(c)
let rec len l =
match l with
[] -> 0
| (h::t) -> 1 + len t
(d)
let rec f (n,l) =
match l with
[] -> n
| (n,h::t) = if (h>n) then f (h,t) else f(n,t)
Solution: run Ocaml to get types.
--------
(a) Not tail recursive.
let map f l =
let rec helper (acc,l') =
match l' with
[] -> acc
| (acc,h::t) = helper((f h)::acc,t)
in
List.rev(helper([],l))
(b) Tail recursive.
(c) Not tail recursive.
let len l =
let rec helper (n,l') =
match l' with
[] -> n
| helper (n,_::t) = helper(s+1,t)
in
helper(0,t)
(d) Tail recursive.
_________________________________________________________________________
Problem 3:
---------
The following datatype can be used to represent arbitrarily nested
lists.
type 'a nlist = Nil | Cons of 'a elt * 'a nlist
and 'a elt = E of 'a | NL of 'a nlist
The list [1,2] could be represented as Cons(E 1,Cons(E 2,Nil)),
the list [[1],2] as Cons(NL(Cons((E 1),Nil)),Cons(E 2,Nil))

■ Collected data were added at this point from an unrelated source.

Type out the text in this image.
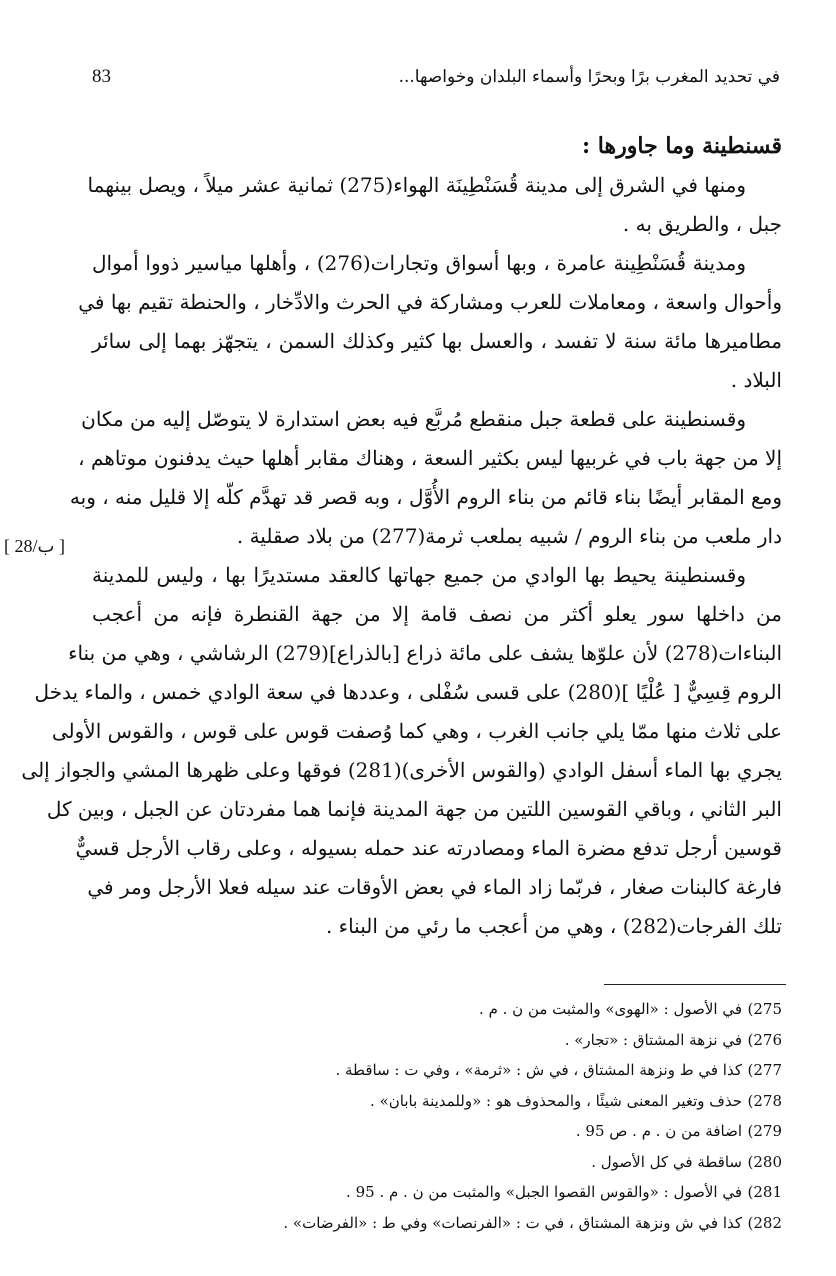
83	في تحديد المغرب برًا وبحرًا وأسماء البلدان وخواصها...
قسنطينة وما جاورها :
ومنها في الشرق إلى مدينة قُسَنْطِينَة الهواء(275) ثمانية عشر ميلاً ، ويصل بينهما
جبل ، والطريق به .
ومدينة قُسَنْطِينة عامرة ، وبها أسواق وتجارات(276) ، وأهلها مياسير ذووا أموال
وأحوال واسعة ، ومعاملات للعرب ومشاركة في الحرث والادِّخار ، والحنطة تقيم بها في
مطاميرها مائة سنة لا تفسد ، والعسل بها كثير وكذلك السمن ، يتجهّز بهما إلى سائر
البلاد .
وقسنطينة على قطعة جبل منقطع مُربَّع فيه بعض استدارة لا يتوصّل إليه من مكان
إلا من جهة باب في غربيها ليس بكثير السعة ، وهناك مقابر أهلها حيث يدفنون موتاهم ،
ومع المقابر أيضًا بناء قائم من بناء الروم الأُوَّل ، وبه قصر قد تهدَّم كلّه إلا قليل منه ، وبه
دار ملعب من بناء الروم / شبيه بملعب ثرمة(277) من بلاد صقلية .
وقسنطينة يحيط بها الوادي من جميع جهاتها كالعقد مستديرًا بها ، وليس للمدينة
من داخلها سور يعلو أكثر من نصف قامة إلا من جهة القنطرة فإنه من أعجب
البناءات(278) لأن علوّها يشف على مائة ذراع [بالذراع](279) الرشاشي ، وهي من بناء
الروم قِسِيٌّ [ عُلْيًا ](280) على قسى سُفْلى ، وعددها في سعة الوادي خمس ، والماء يدخل
على ثلاث منها ممّا يلي جانب الغرب ، وهي كما وُصفت قوس على قوس ، والقوس الأولى
يجري بها الماء أسفل الوادي (والقوس الأخرى)(281) فوقها وعلى ظهرها المشي والجواز إلى
البر الثاني ، وباقي القوسين اللتين من جهة المدينة فإنما هما مفردتان عن الجبل ، وبين كل
قوسين أرجل تدفع مضرة الماء ومصادرته عند حمله بسيوله ، وعلى رقاب الأرجل قسيٌّ
فارغة كالبنات صغار ، فربّما زاد الماء في بعض الأوقات عند سيله فعلا الأرجل ومر في
تلك الفرجات(282) ، وهي من أعجب ما رئي من البناء .
[ 28/ب ]
275)في الأصول : «الهوى» والمثبت من ن . م .
276)في نزهة المشتاق : «تجار» .
277)كذا في ط ونزهة المشتاق ، في ش : «ثرمة» ، وفي ت : ساقطة .
278)حذف وتغير المعنى شيئًا ، والمحذوف هو : «وللمدينة بابان» .
279)اضافة من ن . م . ص 95 .
280)ساقطة في كل الأصول .
281)في الأصول : «والقوس القصوا الجبل» والمثبت من ن . م . 95 .
282)كذا في ش ونزهة المشتاق ، في ت : «الفرنصات» وفي ط : «الفرضات» .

and the list [[[],[1]],2] as Cons(NL(Cons(NL Nil,Cons (E 1,Nil))), Cons(E 2,Nil)).
Using only pattern-matching (i.e. no if-then-else expressions):
(a) Write a function: nlist_toString: ('a -> string) -> 'a nlist -> string
such that if nl is bound to Cons(NL(Cons(NL Nil,Cons (E 1,Nil))), Cons(E 2,Nil)),
then (nlist_toString Int.toString nl) evaluates to: "[[[],[1]],2]".